Palestine ready to push forward more UN recognition bids
An aide to acting Palestinian Authority Chief Mahmoud Abbas says Palestinians are prepared to seek more UN recognition by working to gain membership of additional international agencies and treaties.
Mohammed Ishtayeh made the announcement on Monday after Abbas signed a request to join 15 UN agencies and international treaties on April 1.
The Palestinians agreed to stop seeking membership of international bodies and pursuing legal action against Israel during the nine months of talks, launched in July 2013 between the Palestinian Authority and Tel Aviv. Israel, in return, agreed to free 104 Palestinian inmates in four groups.
The Israeli-PA talks reached a new deadlock when Tel Aviv refused to free the final batch of the Palestinian prisoners in late March. The Palestinians, in response, decided to go ahead with their applications to adhere to the international treaties and join the agencies.
The Israeli regime has reportedly asked Abbas to withdraw the letters of accession. However, Ishtayeh said the requests are irreversible.
He further noted that the Palestinians “are keeping the door open for any serious talks” until April 29 deadline, but that gaps on almost all issues have only grown and that Israel is not negotiating in good faith.
Ishtayeh said the Palestinians would not agree to an extension of the US-brokered talks unless Israel first agrees to free the final group of prisoners.
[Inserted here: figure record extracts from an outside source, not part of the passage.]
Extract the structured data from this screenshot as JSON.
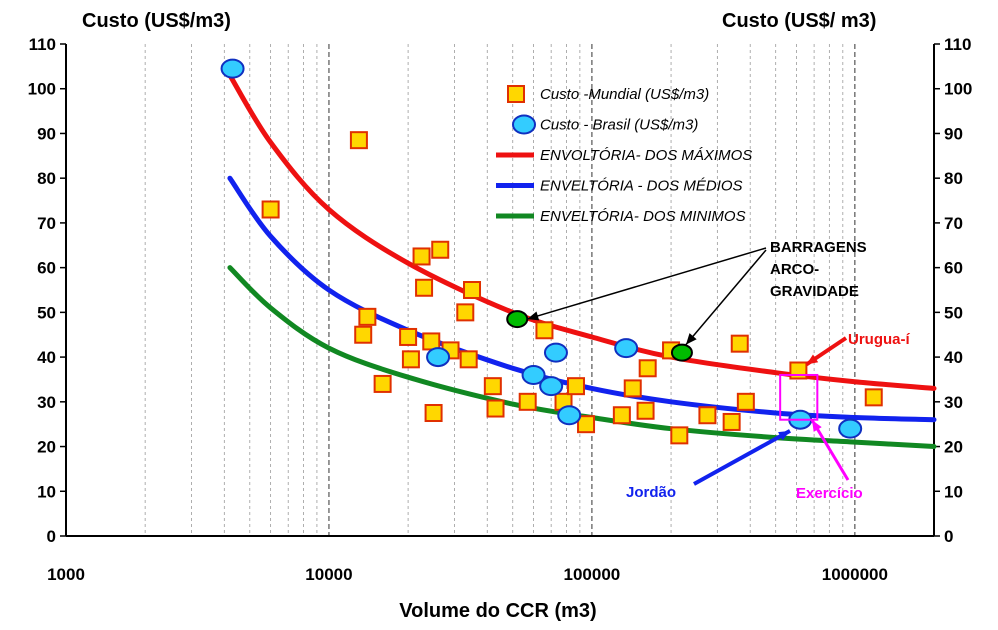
{
  "chart_data": {
    "type": "scatter",
    "xlabel": "Volume do CCR (m3)",
    "ylabel_left": "Custo (US$/m3)",
    "ylabel_right": "Custo (US$/ m3)",
    "x_scale": "log",
    "xlim": [
      1000,
      2000000
    ],
    "ylim": [
      0,
      110
    ],
    "x_ticks": [
      1000,
      10000,
      100000,
      1000000
    ],
    "x_tick_labels": [
      "1000",
      "10000",
      "100000",
      "1000000"
    ],
    "y_ticks": [
      0,
      10,
      20,
      30,
      40,
      50,
      60,
      70,
      80,
      90,
      100,
      110
    ],
    "y_tick_labels": [
      "0",
      "10",
      "20",
      "30",
      "40",
      "50",
      "60",
      "70",
      "80",
      "90",
      "100",
      "110"
    ],
    "grid": "vertical log gridlines",
    "legend_placement": "top-right",
    "series": [
      {
        "name": "Custo -Mundial (US$/m3)",
        "kind": "points",
        "marker": "square",
        "color": "#ffd700",
        "edge": "#e03000",
        "points": [
          [
            6000,
            73
          ],
          [
            13000,
            88.5
          ],
          [
            13500,
            45
          ],
          [
            14000,
            49
          ],
          [
            16000,
            34
          ],
          [
            20000,
            44.5
          ],
          [
            20500,
            39.5
          ],
          [
            22500,
            62.5
          ],
          [
            23000,
            55.5
          ],
          [
            24500,
            43.5
          ],
          [
            25000,
            27.5
          ],
          [
            26500,
            64
          ],
          [
            29000,
            41.5
          ],
          [
            33000,
            50
          ],
          [
            34000,
            39.5
          ],
          [
            35000,
            55
          ],
          [
            42000,
            33.5
          ],
          [
            43000,
            28.5
          ],
          [
            57000,
            30
          ],
          [
            66000,
            46
          ],
          [
            78000,
            30
          ],
          [
            87000,
            33.5
          ],
          [
            95000,
            25
          ],
          [
            130000,
            27
          ],
          [
            143000,
            33
          ],
          [
            160000,
            28
          ],
          [
            163000,
            37.5
          ],
          [
            200000,
            41.5
          ],
          [
            215000,
            22.5
          ],
          [
            275000,
            27
          ],
          [
            340000,
            25.5
          ],
          [
            365000,
            43
          ],
          [
            385000,
            30
          ],
          [
            610000,
            37
          ],
          [
            1180000,
            31
          ]
        ]
      },
      {
        "name": "Custo - Brasil (US$/m3)",
        "kind": "points",
        "marker": "circle",
        "color": "#33ccff",
        "edge": "#1030c0",
        "points": [
          [
            4300,
            104.5
          ],
          [
            26000,
            40
          ],
          [
            60000,
            36
          ],
          [
            70000,
            33.5
          ],
          [
            73000,
            41
          ],
          [
            82000,
            27
          ],
          [
            135000,
            42
          ],
          [
            620000,
            26
          ],
          [
            960000,
            24
          ]
        ]
      },
      {
        "name": "ENVOLTÓRIA- DOS MÁXIMOS",
        "kind": "curve",
        "color": "#ee1111",
        "points": [
          [
            4200,
            103
          ],
          [
            6000,
            88
          ],
          [
            10000,
            73
          ],
          [
            20000,
            61
          ],
          [
            50000,
            50
          ],
          [
            100000,
            44.5
          ],
          [
            200000,
            40
          ],
          [
            500000,
            36.5
          ],
          [
            1000000,
            34.5
          ],
          [
            2000000,
            33
          ]
        ]
      },
      {
        "name": "ENVELTÓRIA - DOS MÉDIOS",
        "kind": "curve",
        "color": "#1122ee",
        "points": [
          [
            4200,
            80
          ],
          [
            6000,
            67
          ],
          [
            10000,
            55
          ],
          [
            20000,
            46
          ],
          [
            50000,
            37.5
          ],
          [
            100000,
            33
          ],
          [
            200000,
            30
          ],
          [
            500000,
            27.5
          ],
          [
            1000000,
            26.5
          ],
          [
            2000000,
            26
          ]
        ]
      },
      {
        "name": "ENVELTÓRIA- DOS MINIMOS",
        "kind": "curve",
        "color": "#118822",
        "points": [
          [
            4200,
            60
          ],
          [
            6000,
            51
          ],
          [
            10000,
            42
          ],
          [
            20000,
            35.5
          ],
          [
            50000,
            29.5
          ],
          [
            100000,
            26.5
          ],
          [
            200000,
            24
          ],
          [
            500000,
            22
          ],
          [
            1000000,
            21
          ],
          [
            2000000,
            20
          ]
        ]
      },
      {
        "name": "",
        "kind": "points",
        "marker": "circle",
        "color": "#00bb00",
        "edge": "#000000",
        "points": [
          [
            52000,
            48.5
          ],
          [
            220000,
            41
          ]
        ]
      }
    ],
    "annotations": {
      "barragens_lines": [
        "BARRAGENS",
        "ARCO-",
        "GRAVIDADE"
      ],
      "urugua": "Urugua-í",
      "jordao": "Jordão",
      "exercicio": "Exercício"
    },
    "exercise_box": {
      "x_range": [
        520000,
        720000
      ],
      "y_range": [
        26,
        36
      ]
    },
    "colors": {
      "annot_black": "#000000",
      "urugua": "#ee1111",
      "jordao": "#1122ee",
      "exercicio": "#ff00ff"
    }
  }
}
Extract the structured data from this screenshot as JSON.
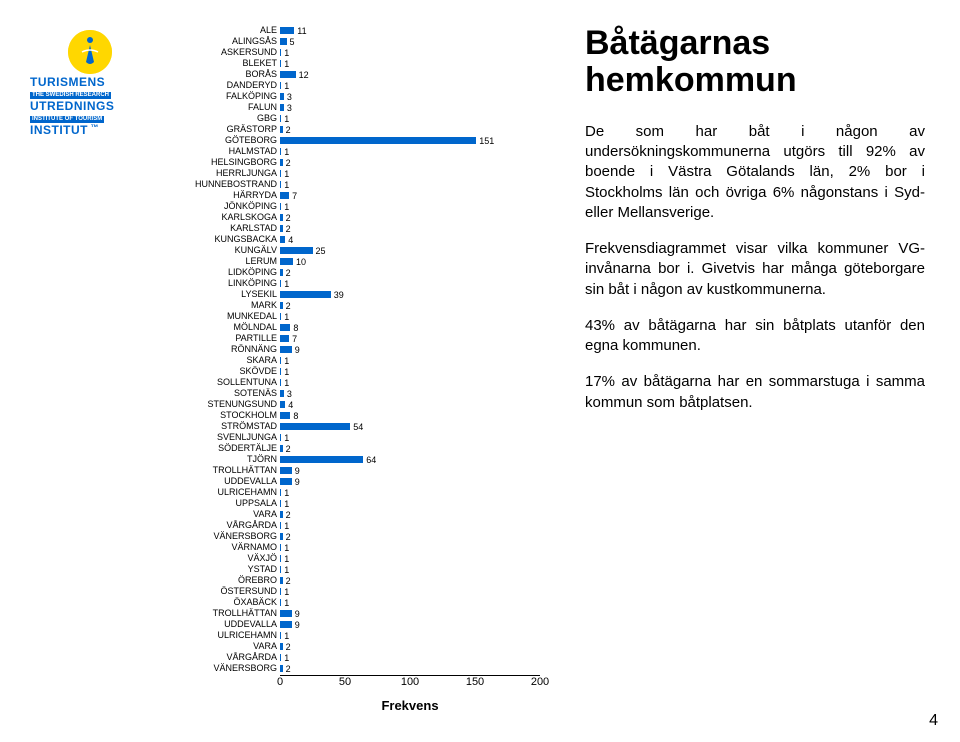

In recent weeks, negotiations have been concentrated on reaching agreement on extending the talks into 2015.
The 63 agencies, treaties and conventions have been divided into four groups, Ishtayeh said.
“The second tranche of UN organizations is ready for signing.”
The release of Palestinian prisoners is not the only thorny issue that has been hindering the negotiations between the two sides.
Since the resumption of the direct talks last July, Palestinians have also objected to Israel’s illegal settlement expansion in the occupied Palestinian territories.
The Israeli settlements are considered illegal under international law. However, Netanyahu says the settlement construction is part of Tel Aviv’s policy and will not stop.